STUDIO 2 is also the visual representation of Canon Perpetuus super Thema Regium from The Musical Offering, BWV 1079, by J. S. Bach, which accompanies the animation.
In STUDIO 3 the whole screen is colored. As in STUDIO 1 and STUDIO 2, pitches are mapped onto hues, and brightness onto loudness.
The music of STUDIO 3 is a random sequence of sounds.
Città orbitale
Digital animation
6 min. 23 sec.
Stereo
Color, 256 x 192
1985
Musical timbres: Riccardo Sinigaglia
Città orbitale is made up of eight sections, lasting 55, 34, 89, 55, 34, 55, 21 and 34 seconds respectively.
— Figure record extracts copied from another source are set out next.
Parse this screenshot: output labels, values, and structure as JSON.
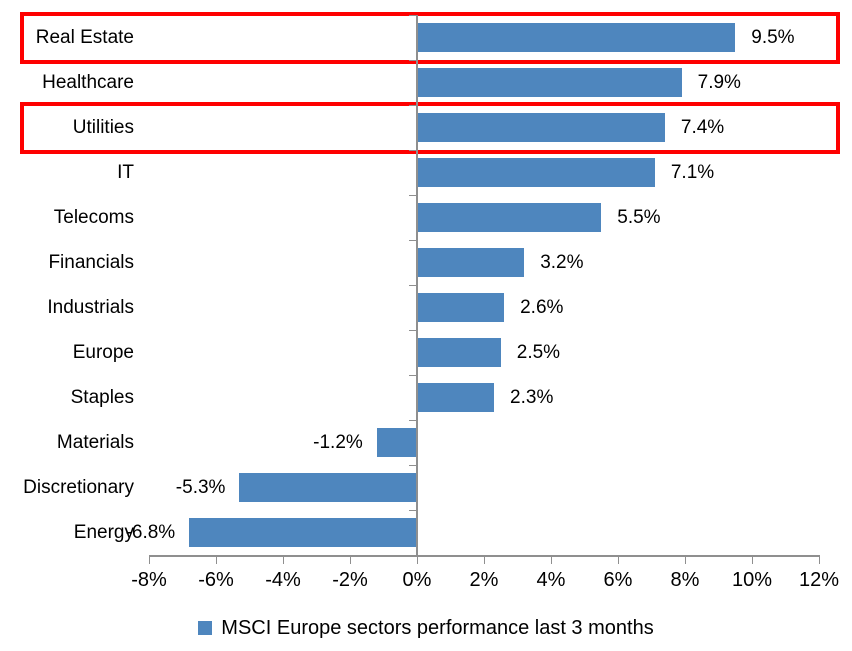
{
  "chart_data": {
    "type": "bar",
    "orientation": "horizontal",
    "categories": [
      "Real Estate",
      "Healthcare",
      "Utilities",
      "IT",
      "Telecoms",
      "Financials",
      "Industrials",
      "Europe",
      "Staples",
      "Materials",
      "Discretionary",
      "Energy"
    ],
    "values": [
      9.5,
      7.9,
      7.4,
      7.1,
      5.5,
      3.2,
      2.6,
      2.5,
      2.3,
      -1.2,
      -5.3,
      -6.8
    ],
    "value_labels": [
      "9.5%",
      "7.9%",
      "7.4%",
      "7.1%",
      "5.5%",
      "3.2%",
      "2.6%",
      "2.5%",
      "2.3%",
      "-1.2%",
      "-5.3%",
      "-6.8%"
    ],
    "x_tick_values": [
      -8,
      -6,
      -4,
      -2,
      0,
      2,
      4,
      6,
      8,
      10,
      12
    ],
    "x_tick_labels": [
      "-8%",
      "-6%",
      "-4%",
      "-2%",
      "0%",
      "2%",
      "4%",
      "6%",
      "8%",
      "10%",
      "12%"
    ],
    "xlim": [
      -8,
      12
    ],
    "grid": "off",
    "legend": {
      "position": "bottom-center",
      "label": "MSCI Europe sectors performance last 3 months",
      "marker_color": "#4E86BE"
    },
    "bar_color": "#4E86BE",
    "axis_color": "#8F8F8F",
    "highlight_color": "#FE0000",
    "highlighted_categories": [
      "Real Estate",
      "Utilities"
    ]
  }
}
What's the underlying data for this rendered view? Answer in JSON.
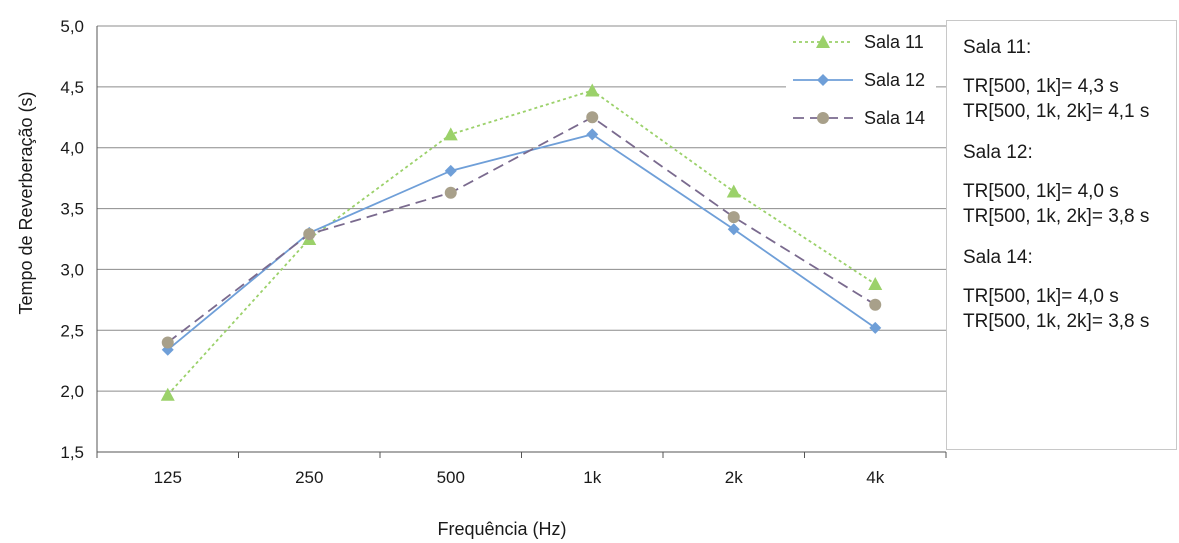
{
  "chart_data": {
    "type": "line",
    "categories": [
      "125",
      "250",
      "500",
      "1k",
      "2k",
      "4k"
    ],
    "xlabel": "Frequência (Hz)",
    "ylabel": "Tempo de Reverberação  (s)",
    "ylim": [
      1.5,
      5.0
    ],
    "ytick_values": [
      1.5,
      2.0,
      2.5,
      3.0,
      3.5,
      4.0,
      4.5,
      5.0
    ],
    "ytick_labels": [
      "1,5",
      "2,0",
      "2,5",
      "3,0",
      "3,5",
      "4,0",
      "4,5",
      "5,0"
    ],
    "grid": "horizontal",
    "legend_position": "top-right",
    "series": [
      {
        "name": "Sala 11",
        "values": [
          1.97,
          3.25,
          4.11,
          4.47,
          3.64,
          2.88
        ],
        "color": "#9bd16a",
        "line_style": "dotted",
        "marker": "triangle"
      },
      {
        "name": "Sala 12",
        "values": [
          2.34,
          3.3,
          3.81,
          4.11,
          3.33,
          2.52
        ],
        "color": "#6f9fd8",
        "line_style": "solid",
        "marker": "diamond"
      },
      {
        "name": "Sala 14",
        "values": [
          2.4,
          3.29,
          3.63,
          4.25,
          3.43,
          2.71
        ],
        "color": "#7a6a8e",
        "marker_color": "#a8a08a",
        "line_style": "dashed",
        "marker": "circle"
      }
    ]
  },
  "notes": [
    {
      "title": "Sala 11:",
      "lines": [
        "TR[500, 1k]= 4,3 s",
        "TR[500, 1k, 2k]= 4,1 s"
      ]
    },
    {
      "title": "Sala 12:",
      "lines": [
        "TR[500, 1k]= 4,0 s",
        "TR[500, 1k, 2k]= 3,8 s"
      ]
    },
    {
      "title": "Sala 14:",
      "lines": [
        "TR[500, 1k]= 4,0 s",
        "TR[500, 1k, 2k]= 3,8 s"
      ]
    }
  ]
}
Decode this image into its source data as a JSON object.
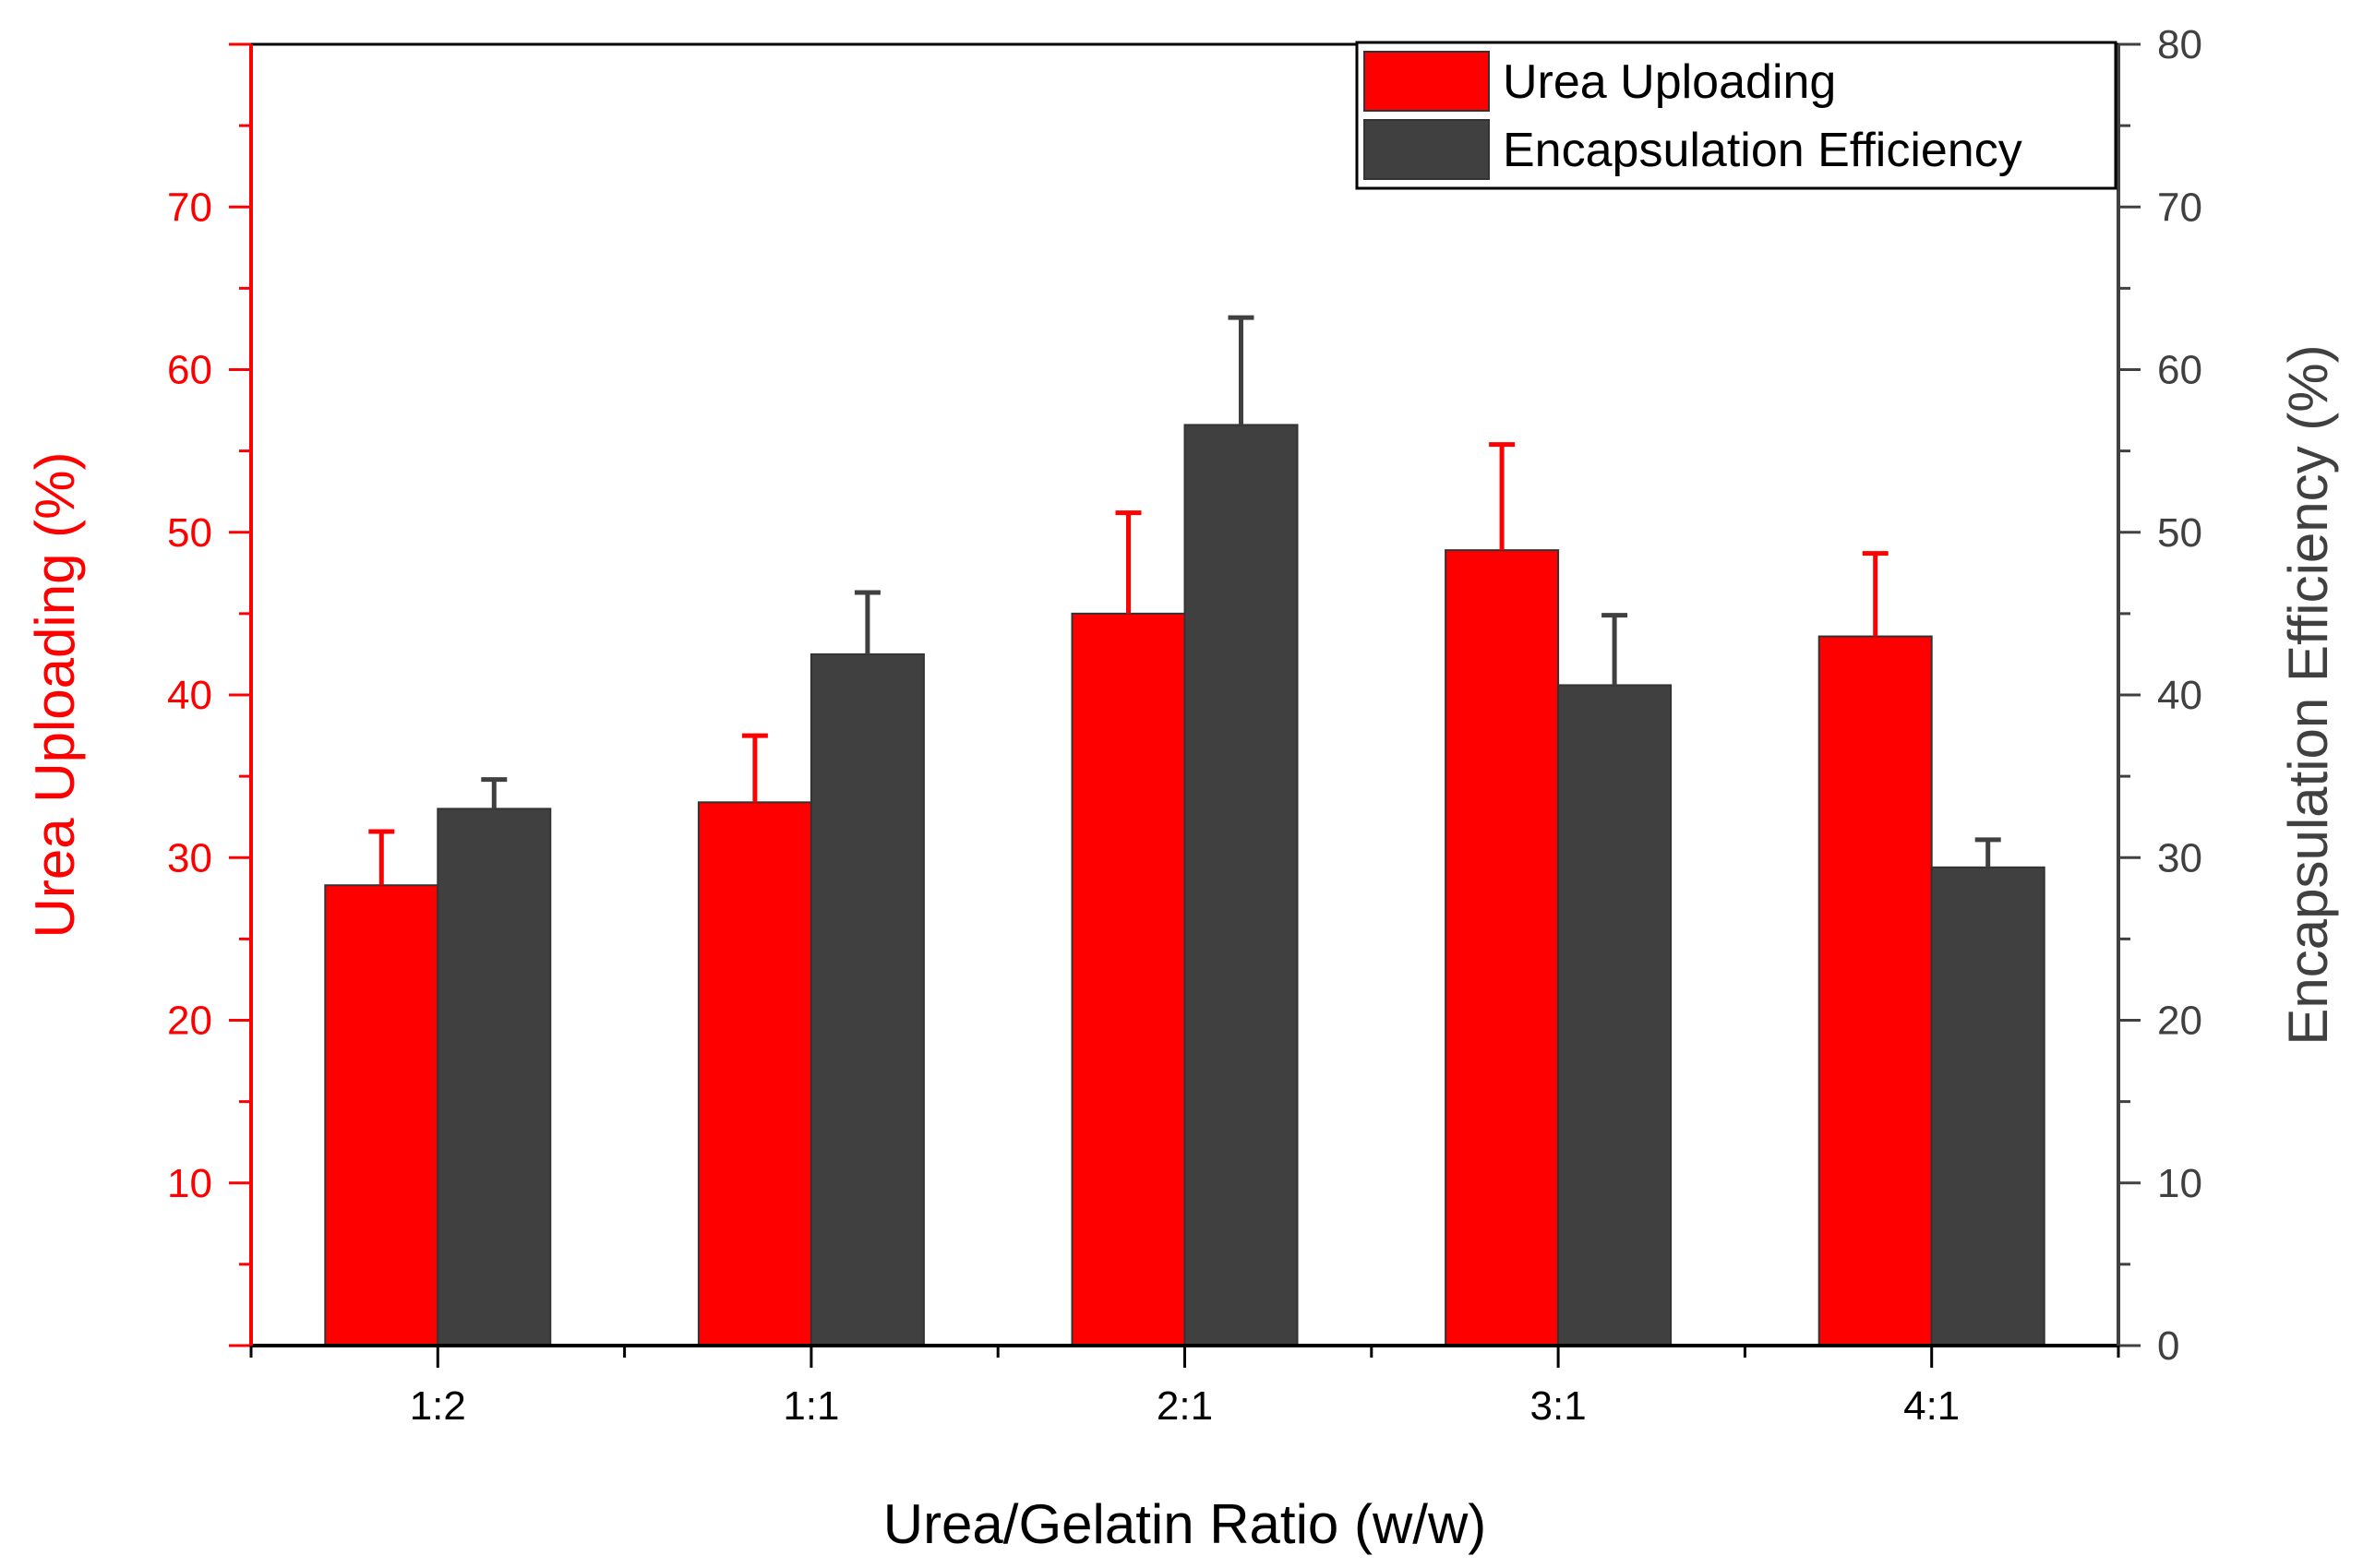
{
  "chart_data": {
    "type": "bar",
    "title": "",
    "xlabel": "Urea/Gelatin Ratio (w/w)",
    "ylabel_left": "Urea Uploading (%)",
    "ylabel_right": "Encapsulation Efficiency (%)",
    "categories": [
      "1:2",
      "1:1",
      "2:1",
      "3:1",
      "4:1"
    ],
    "ylim_left": [
      0,
      80
    ],
    "ylim_right": [
      0,
      80
    ],
    "yticks_left": [
      "10",
      "20",
      "30",
      "40",
      "50",
      "60",
      "70"
    ],
    "yticks_right": [
      "0",
      "10",
      "20",
      "30",
      "40",
      "50",
      "60",
      "70",
      "80"
    ],
    "legend_position": "top-right",
    "grid": false,
    "series": [
      {
        "name": "Urea Uploading",
        "axis": "left",
        "color": "#ff0000",
        "values": [
          28.3,
          33.4,
          45.0,
          48.9,
          43.6
        ],
        "errors": [
          3.3,
          4.1,
          6.2,
          6.5,
          5.1
        ]
      },
      {
        "name": "Encapsulation Efficiency",
        "axis": "right",
        "color": "#404040",
        "values": [
          33.0,
          42.5,
          56.6,
          40.6,
          29.4
        ],
        "errors": [
          1.8,
          3.8,
          6.6,
          4.3,
          1.7
        ]
      }
    ],
    "colors": {
      "left_axis": "#ff0000",
      "right_axis": "#404040",
      "frame": "#000000"
    }
  }
}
All these numbers belong to Fibonacci’s sequence.
In addition, the visual events in Città orbitale — such as the appearance of a point, a line, or a shape — always take place in points that belong to the golden rectangles inscribed within the golden rectangle defined by the frame.
This work is about a journey towards a hypothetical hologram in deep space. The essential figurative style borders on the abstract. The visual part was done with an IBM PC while the music was created on a Yamaha CX5MII computer.
Città orbitale was presented at the Camerino Electronic Art Festival in 1985 in the form of an installation, in which, in addition to a monitor, there was also an icosahedron made with wooden strips and a hologram of the same object.
Voyager
Digital animation
4 min. 41 sec.
Stereo
Color, 280 x 192
1982-84
Coauthor software: Michele Böhm
Coauthor music: Riccardo Sinigaglia
Adriano Abbado’s first digital work, derived from the videotape Viaggio, Voyager is composed of a series of static images that dissolve one each other in various ways. The music was created with analog electronic instruments. Voyager is a narration with images from primitive cultures to sidereal spaces.